During the Ice Age, Mammuthus rumanus was succeeded by a number of later species, with Mammuthus meridionalis emerging first, then the steppe mammoth, Mammuthus trogontherii, and, finally, the woolly mammoth, Mammuthus primigenius. Although this transition from M. meridionalis to M. primigenius was once thought to have been a simple process of one species evolving into the next, mammoth evolution is now thought to have been far more complex, and a quick look at how this occurred may tell us something about the re-evolution of the furry coat.
M. meridionalis spread far and wide in the early Pleistocene and its presence in Britain sometime in the window from 2.6 to 1.8 million years ago means that it was possibly present in Ireland also as these two lands may still have been connected at this time. At the other end of its range, though, one population of M. meridionalis in eastern Asia, perhaps in China, evolved into M. trogontherii between two and one-and-a-half million years ago.
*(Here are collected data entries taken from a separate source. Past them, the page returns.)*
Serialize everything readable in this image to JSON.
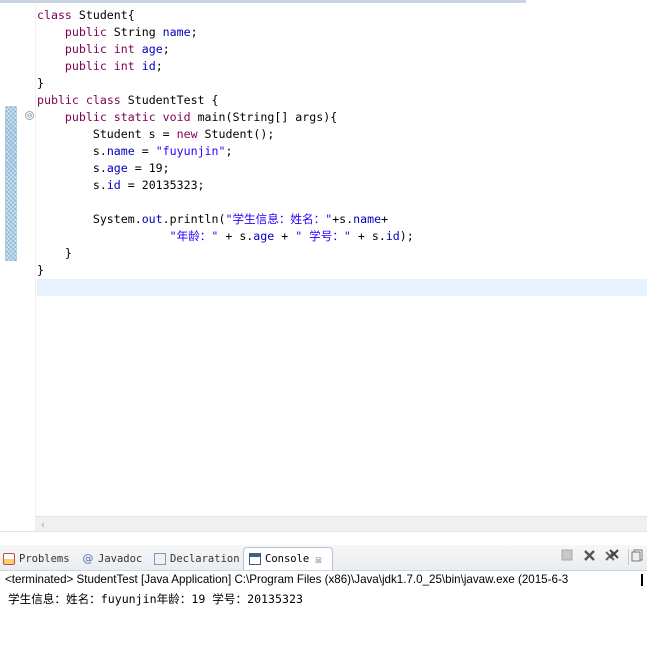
{
  "editor": {
    "lines": [
      [
        {
          "t": "class",
          "c": "kw"
        },
        {
          "t": " Student{",
          "c": ""
        }
      ],
      [
        {
          "t": "    ",
          "c": ""
        },
        {
          "t": "public",
          "c": "kw"
        },
        {
          "t": " String ",
          "c": ""
        },
        {
          "t": "name",
          "c": "fld"
        },
        {
          "t": ";",
          "c": ""
        }
      ],
      [
        {
          "t": "    ",
          "c": ""
        },
        {
          "t": "public",
          "c": "kw"
        },
        {
          "t": " ",
          "c": ""
        },
        {
          "t": "int",
          "c": "kw"
        },
        {
          "t": " ",
          "c": ""
        },
        {
          "t": "age",
          "c": "fld"
        },
        {
          "t": ";",
          "c": ""
        }
      ],
      [
        {
          "t": "    ",
          "c": ""
        },
        {
          "t": "public",
          "c": "kw"
        },
        {
          "t": " ",
          "c": ""
        },
        {
          "t": "int",
          "c": "kw"
        },
        {
          "t": " ",
          "c": ""
        },
        {
          "t": "id",
          "c": "fld"
        },
        {
          "t": ";",
          "c": ""
        }
      ],
      [
        {
          "t": "}",
          "c": ""
        }
      ],
      [
        {
          "t": "public",
          "c": "kw"
        },
        {
          "t": " ",
          "c": ""
        },
        {
          "t": "class",
          "c": "kw"
        },
        {
          "t": " StudentTest {",
          "c": ""
        }
      ],
      [
        {
          "t": "    ",
          "c": ""
        },
        {
          "t": "public",
          "c": "kw"
        },
        {
          "t": " ",
          "c": ""
        },
        {
          "t": "static",
          "c": "kw"
        },
        {
          "t": " ",
          "c": ""
        },
        {
          "t": "void",
          "c": "kw"
        },
        {
          "t": " main(String[] args){",
          "c": ""
        }
      ],
      [
        {
          "t": "        Student s = ",
          "c": ""
        },
        {
          "t": "new",
          "c": "kw"
        },
        {
          "t": " Student();",
          "c": ""
        }
      ],
      [
        {
          "t": "        s.",
          "c": ""
        },
        {
          "t": "name",
          "c": "fld"
        },
        {
          "t": " = ",
          "c": ""
        },
        {
          "t": "\"fuyunjin\"",
          "c": "str"
        },
        {
          "t": ";",
          "c": ""
        }
      ],
      [
        {
          "t": "        s.",
          "c": ""
        },
        {
          "t": "age",
          "c": "fld"
        },
        {
          "t": " = 19;",
          "c": ""
        }
      ],
      [
        {
          "t": "        s.",
          "c": ""
        },
        {
          "t": "id",
          "c": "fld"
        },
        {
          "t": " = 20135323;",
          "c": ""
        }
      ],
      [
        {
          "t": "",
          "c": ""
        }
      ],
      [
        {
          "t": "        System.",
          "c": ""
        },
        {
          "t": "out",
          "c": "fld"
        },
        {
          "t": ".println(",
          "c": ""
        },
        {
          "t": "\"学生信息：姓名：\"",
          "c": "str"
        },
        {
          "t": "+s.",
          "c": ""
        },
        {
          "t": "name",
          "c": "fld"
        },
        {
          "t": "+",
          "c": ""
        }
      ],
      [
        {
          "t": "                   ",
          "c": ""
        },
        {
          "t": "\"年龄：\"",
          "c": "str"
        },
        {
          "t": " + s.",
          "c": ""
        },
        {
          "t": "age",
          "c": "fld"
        },
        {
          "t": " + ",
          "c": ""
        },
        {
          "t": "\" 学号：\"",
          "c": "str"
        },
        {
          "t": " + s.",
          "c": ""
        },
        {
          "t": "id",
          "c": "fld"
        },
        {
          "t": ");",
          "c": ""
        }
      ],
      [
        {
          "t": "    }",
          "c": ""
        }
      ],
      [
        {
          "t": "}",
          "c": ""
        }
      ],
      [
        {
          "t": "",
          "c": ""
        }
      ]
    ],
    "current_line_index": 16,
    "fold_symbol": "⊖"
  },
  "panel": {
    "tabs": [
      {
        "label": "Problems",
        "icon": "problems-icon"
      },
      {
        "label": "Javadoc",
        "icon": "javadoc-icon"
      },
      {
        "label": "Declaration",
        "icon": "declaration-icon"
      },
      {
        "label": "Console",
        "icon": "console-icon",
        "active": true
      }
    ],
    "close_symbol": "☒",
    "console_header": "<terminated> StudentTest [Java Application] C:\\Program Files (x86)\\Java\\jdk1.7.0_25\\bin\\javaw.exe (2015-6-3",
    "console_output": "学生信息：姓名：fuyunjin年龄：19 学号：20135323"
  },
  "colors": {
    "keyword": "#7f0055",
    "field": "#0000c0",
    "string": "#2a00ff",
    "current_line": "#e8f2fe",
    "change_bar": "#8fbbd8"
  }
}
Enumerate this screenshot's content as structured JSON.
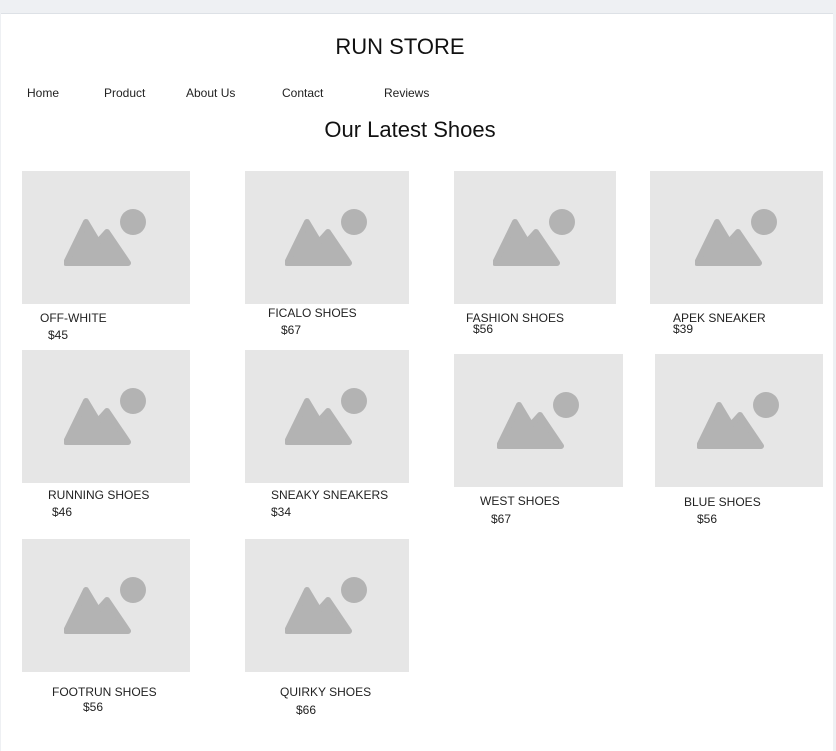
{
  "site": {
    "title": "RUN STORE"
  },
  "nav": {
    "items": [
      "Home",
      "Product",
      "About Us",
      "Contact",
      "Reviews"
    ]
  },
  "section": {
    "title": "Our Latest Shoes"
  },
  "products": [
    {
      "name": "OFF-WHITE",
      "price": "$45",
      "image_icon": "image-placeholder-icon"
    },
    {
      "name": "FICALO SHOES",
      "price": "$67",
      "image_icon": "image-placeholder-icon"
    },
    {
      "name": "FASHION SHOES",
      "price": "$56",
      "image_icon": "image-placeholder-icon"
    },
    {
      "name": "APEK SNEAKER",
      "price": "$39",
      "image_icon": "image-placeholder-icon"
    },
    {
      "name": "RUNNING SHOES",
      "price": "$46",
      "image_icon": "image-placeholder-icon"
    },
    {
      "name": "SNEAKY SNEAKERS",
      "price": "$34",
      "image_icon": "image-placeholder-icon"
    },
    {
      "name": "WEST SHOES",
      "price": "$67",
      "image_icon": "image-placeholder-icon"
    },
    {
      "name": "BLUE SHOES",
      "price": "$56",
      "image_icon": "image-placeholder-icon"
    },
    {
      "name": "FOOTRUN SHOES",
      "price": "$56",
      "image_icon": "image-placeholder-icon"
    },
    {
      "name": "QUIRKY SHOES",
      "price": "$66",
      "image_icon": "image-placeholder-icon"
    }
  ],
  "colors": {
    "placeholder_bg": "#e6e6e6",
    "placeholder_glyph": "#b3b3b3",
    "page_bg": "#ffffff"
  }
}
By 1.2 million years ago, M. trogontherii had spread to northeast Siberia and it may have been the expansion of the mammoths' range into such freezing northern lands which spurred the evolution of the woolly coat, as some experts have suggested that M. trogontherii was the first mammoth to sport such an overcoat.
If M. trogontherii truly was the first mammoth to re-evolve a fur coat, this seems all the more remarkable when we consider that this species, like other early mammoths, was far larger than the woolly mammoth, with a shoulder height of up to 4.5 metres and a weight of around 15 tonnes! The necessity for such a large animal to have a furry coat clothing a vast, heat-retaining, bulky body attests to just how cold it could be in places like Siberia in the depths of the Ice Age.
By 600,000 years ago, M. trogontherii had completely replaced M. meridionalis across its entire range, but by this time one population had also begun to give rise to a new species. Around 700,000 years ago, in the lands of Beringia, which stretched from northeast Siberia across the emergent Bering Straits to the Yukon in Canada, a population of M. trogontherii began to evolve into early forms of Mammuthus primigenius. This new species may possibly have inherited its hairy coat from its parent species M. trogontherii, but as it is the first mammoth to unquestionably possess such a feature it is only right that it should be known as the woolly mammoth.
There is one last thing to be revealed about the woolly mammoth's fur coat, though, and it relates to its colour. Popular depictions of woolly mammoths, such as in the relatively recent Ice Age series of animated films, portray them as being bedecked in a rather rusty red coat. However, the red colour in the mammoth hair which has been recovered is due to a chemical process which took place in the hair after death and, in life, the hair in the great shaggy coats of the woolly mammoths was actually more or less black.
By around 200,000 years ago, from their homelands thousands of kilometres to the east, the woolly mammoths had made their way to western Europe, trekking along the vast grasslands of the Mammoth Steppe which once stetched from the Yukon of Canada to Britain. Here they replaced the remaining members of their parent species M. trogontherii (although perhaps not without some level of interbreeding) to become the only mammoth species left in the world.
Eventually, they would make their way to new lands in the very west of Eurasia, half a world away from where their species had first arisen on the Earth. And with their imposing stature and kingly robes, it is only fitting that they would become the rulers of late Ice Age Ireland.